Why startups might want to rent hardware instead of buying it – TechCrunch

Startups

The possibility to rent all sorts of things is a logical step in the evolution of a subscription economy, but renting hardware wasn’t necessarily top-of-mind for startups until COVID-19 hit.

Pre-pandemic, a common step in the onboarding process at many VC-funded Bay Area startups, called on new employees to visit the nearest Apple Store with a corporate credit card so they could pick up a new laptop.

That practice stopped when offices closed and while buildings stood empty, all those unused laptops, desktops, widescreen monitors and Aeron chairs started to look like a bad use of precious money. At the same time, it became clear that remote working was here to stay and that shipping devices to another country was expensive.

Working from home during the pandemic has been a tailwind for hardware rental companies. But even with the perspective of a hybrid return to offices, there’s reason to rent not just software, but laptops, phones, or even furniture. What should your startup startup do?

OPEX vs CAPEX

“Don’t buy, rent,” reads the flyer from Emendu, a startup whose founders I recently met at an event. But now that SaaS is mainstream, why does this have to be said? Because Emendu does not sell software subscriptions; it rents hardware to a range of customers, including startups.

From a financial point of view, there is an important difference between buying and renting: the first is a capital charge; the latter an operating expense. In some places, this makes a huge difference when it comes to the amount of VAT a startup can deduct.

Add in options like credit and BNPL, and it seems like the main benefit of renting hardware may not be financial.

Emendu’s home country, Spain, is one of the locations where renting hardware is tax-efficient for startups. This aspect is less relevant in the US, accountant Paul Bianco told TechCrunch. “I haven’t seen the conversation come up here from a tax standpoint,” he said.

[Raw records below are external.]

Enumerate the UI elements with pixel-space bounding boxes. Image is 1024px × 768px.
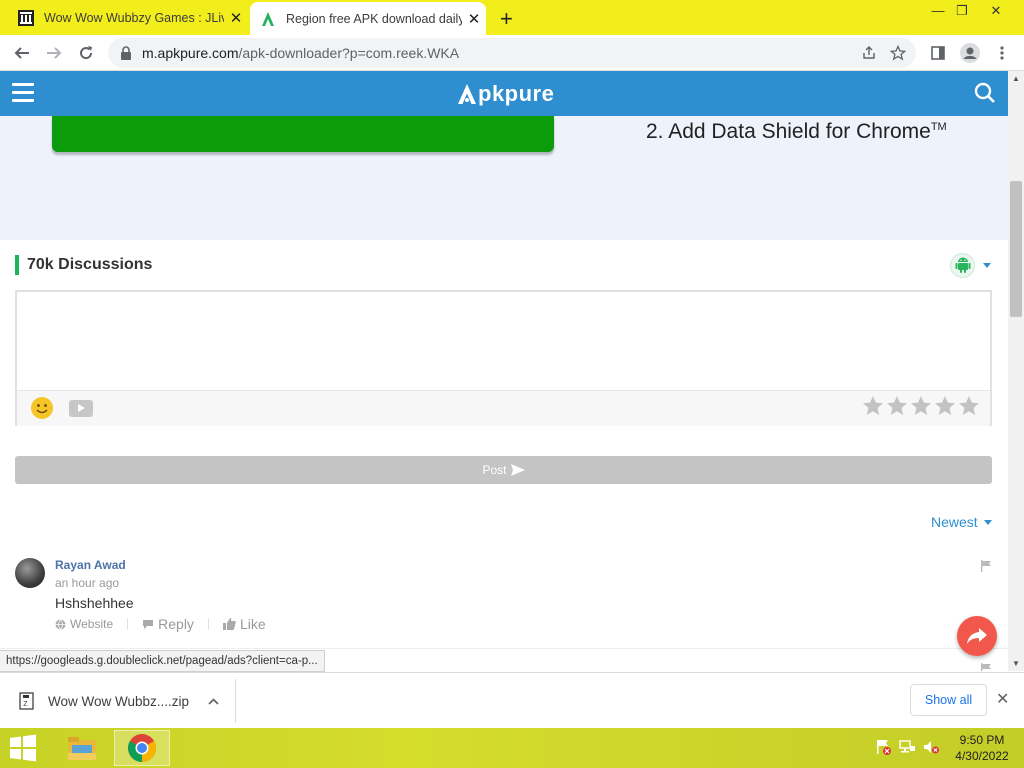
url-path: /apk-downloader?p=com.reek.WKA [238, 45, 460, 61]
ad-green-button[interactable] [52, 116, 554, 152]
page-scrollbar[interactable]: ▲ ▼ [1008, 71, 1024, 671]
chevron-down-icon [983, 262, 991, 268]
tab-title: Region free APK download daily [286, 11, 462, 26]
thumbs-up-icon [222, 618, 236, 630]
hamburger-menu-icon[interactable] [12, 83, 34, 103]
tab-close-icon[interactable]: ✕ [462, 10, 486, 28]
action-center-flag-icon[interactable] [874, 738, 892, 756]
sort-dropdown[interactable]: Newest [931, 514, 992, 530]
tab-apkpure[interactable]: Region free APK download daily ✕ [250, 2, 486, 35]
brand-text: pkpure [478, 81, 555, 106]
windows-start-icon[interactable] [8, 734, 38, 762]
reload-icon[interactable] [72, 39, 100, 67]
chrome-icon [128, 734, 156, 762]
volume-muted-icon[interactable] [922, 738, 940, 756]
speech-bubble-icon [143, 619, 154, 629]
comment-input[interactable] [17, 292, 990, 390]
bookmark-star-icon[interactable] [890, 45, 906, 61]
window-close-button[interactable]: ✕ [968, 0, 1024, 24]
send-icon [510, 464, 525, 476]
scroll-down-arrow-icon[interactable]: ▼ [1012, 659, 1020, 668]
chevron-up-icon[interactable] [201, 694, 225, 708]
share-icon[interactable] [862, 46, 876, 60]
star-icon[interactable] [862, 395, 884, 417]
comment-divider [0, 648, 1008, 649]
chevron-down-icon [983, 519, 992, 525]
comment-composer [15, 290, 992, 426]
download-file-name: Wow Wow Wubbz....zip [48, 693, 190, 709]
comment-text: Hshshehhee [55, 595, 134, 611]
search-icon[interactable] [974, 82, 996, 104]
star-icon[interactable] [910, 395, 932, 417]
website-link[interactable]: Website [55, 617, 129, 631]
star-icon[interactable] [886, 395, 908, 417]
kebab-menu-icon[interactable] [988, 39, 1016, 67]
scroll-up-arrow-icon[interactable]: ▲ [1012, 74, 1020, 83]
clock-time: 9:50 PM [959, 733, 1005, 747]
svg-text:Z: Z [23, 701, 28, 708]
platform-filter-dropdown[interactable] [950, 252, 996, 278]
share-arrow-icon [967, 628, 987, 644]
url-host: m.apkpure.com [142, 45, 239, 61]
forward-arrow-icon[interactable] [40, 39, 68, 67]
report-flag-icon[interactable] [980, 663, 992, 671]
profile-avatar-icon[interactable] [956, 39, 984, 67]
avatar[interactable] [15, 558, 45, 588]
browser-titlebar: Wow Wow Wubbzy Games : JLive ✕ Region fr… [0, 0, 1024, 35]
tab-close-icon[interactable]: ✕ [224, 9, 248, 27]
windows-taskbar: 9:50 PM 4/30/2022 [0, 728, 1024, 768]
post-button[interactable]: Post [15, 456, 992, 484]
globe-icon [55, 618, 66, 630]
clock-date: 4/30/2022 [955, 749, 1009, 763]
star-icon[interactable] [958, 395, 980, 417]
apkpure-logo[interactable]: pkpure [456, 81, 554, 107]
discussions-heading: 70k Discussions [15, 255, 152, 275]
address-bar[interactable]: m.apkpure.com/apk-downloader?p=com.reek.… [108, 38, 916, 68]
ad-banner[interactable]: 2. Add Data Shield for ChromeTM [0, 116, 1008, 240]
folder-icon [68, 737, 96, 760]
browser-toolbar: m.apkpure.com/apk-downloader?p=com.reek.… [0, 35, 1024, 71]
new-tab-button[interactable]: + [500, 6, 513, 32]
download-bar: Z Wow Wow Wubbz....zip Show all ✕ [0, 672, 1024, 728]
reply-button[interactable]: Reply [142, 616, 209, 632]
site-header: pkpure [0, 71, 1008, 116]
like-button[interactable]: Like [222, 616, 266, 632]
list-item: Rayan Awad an hour ago Hshshehhee Websit… [15, 556, 992, 646]
url-text: m.apkpure.com/apk-downloader?p=com.reek.… [142, 45, 459, 61]
show-all-downloads-button[interactable]: Show all [910, 684, 987, 716]
tab-title: Wow Wow Wubbzy Games : JLive [44, 10, 224, 25]
ad-trademark: TM [930, 121, 947, 133]
system-clock[interactable]: 9:50 PM 4/30/2022 [950, 732, 1014, 764]
ad-text: 2. Add Data Shield for ChromeTM [646, 120, 947, 143]
file-explorer-taskbar-button[interactable] [54, 730, 110, 766]
zip-file-icon: Z [19, 692, 34, 710]
comment-username[interactable]: Rayan Awad [55, 558, 126, 572]
apkpure-logo-icon [458, 84, 476, 104]
download-item[interactable]: Z Wow Wow Wubbz....zip [0, 679, 236, 723]
android-icon [955, 257, 970, 273]
apkpure-favicon-icon [262, 11, 274, 26]
comment-actions: Website Reply Like [55, 616, 280, 632]
close-icon[interactable]: ✕ [996, 689, 1009, 709]
report-flag-icon[interactable] [980, 560, 992, 572]
sort-label: Newest [931, 514, 978, 530]
star-icon[interactable] [934, 395, 956, 417]
tab-wubbzy-games[interactable]: Wow Wow Wubbzy Games : JLive ✕ [8, 0, 248, 35]
rating-stars[interactable] [862, 395, 980, 417]
chrome-taskbar-button[interactable] [114, 730, 170, 766]
museum-favicon-icon [18, 9, 34, 26]
side-panel-icon[interactable] [924, 39, 952, 67]
emoji-icon[interactable] [30, 396, 54, 420]
scrollbar-thumb[interactable] [1010, 181, 1022, 317]
comment-timestamp: an hour ago [55, 576, 120, 590]
post-label: Post [482, 463, 507, 477]
network-icon[interactable] [898, 738, 916, 756]
video-icon[interactable] [69, 400, 93, 417]
composer-toolbar [17, 390, 990, 426]
back-arrow-icon[interactable] [8, 39, 36, 67]
lock-icon [121, 46, 131, 60]
share-button[interactable] [957, 616, 997, 656]
status-bar-url: https://googleads.g.doubleclick.net/page… [0, 650, 325, 672]
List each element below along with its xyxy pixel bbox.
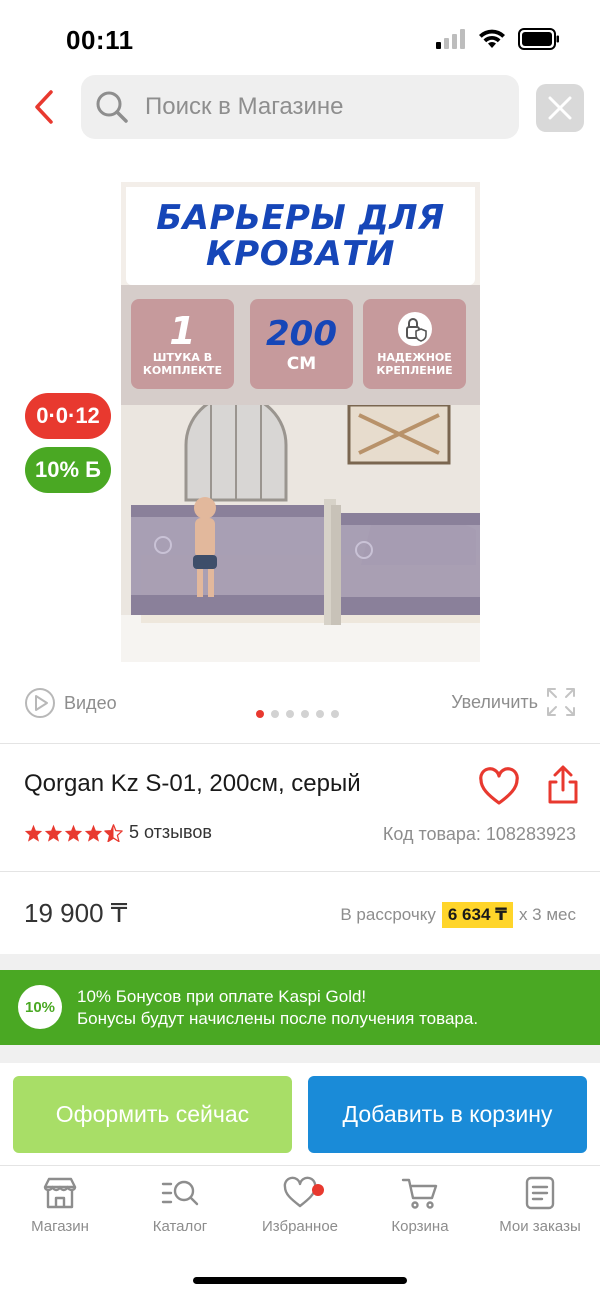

Bianco is the CEO of Graphite Financial, which provides startups with outsourced accounting and CFO support. But most of its clients owe “little to no taxes” because “VC-backed startups” [are] in growth mode [and] they are not profitable yet,” he said. If renting hardware makes sense to them, it’s not for tax deductions.

If there were financial reasons for a startup not to buy its hardware, “it would be more about cash flow management,” Bianco said. But decapitalization is only a major concern “for very early stage businesses where cash is a scarce commodity” or “when the amount of hardware purchased is material to the business.”

Add in options like credit and BNPL, and it seems like the main benefit of renting hardware may not be financial. “For companies that have raised money, it’s definitely more about [saving] time,” said Bianco

To keep it simple

Efficiency is a key success factor for startups, and it’s also the framework through which they can explore hardware rentals.

According to Emendu’s head of digital, Francisco Chaves, hardware rental starts to become relevant around 10 employees. Below that threshold, startups may find it easier to buy hardware.

Things change once the team grows, especially if it’s distributed, Chaves said, adding that Emendu ships devices all over Europe.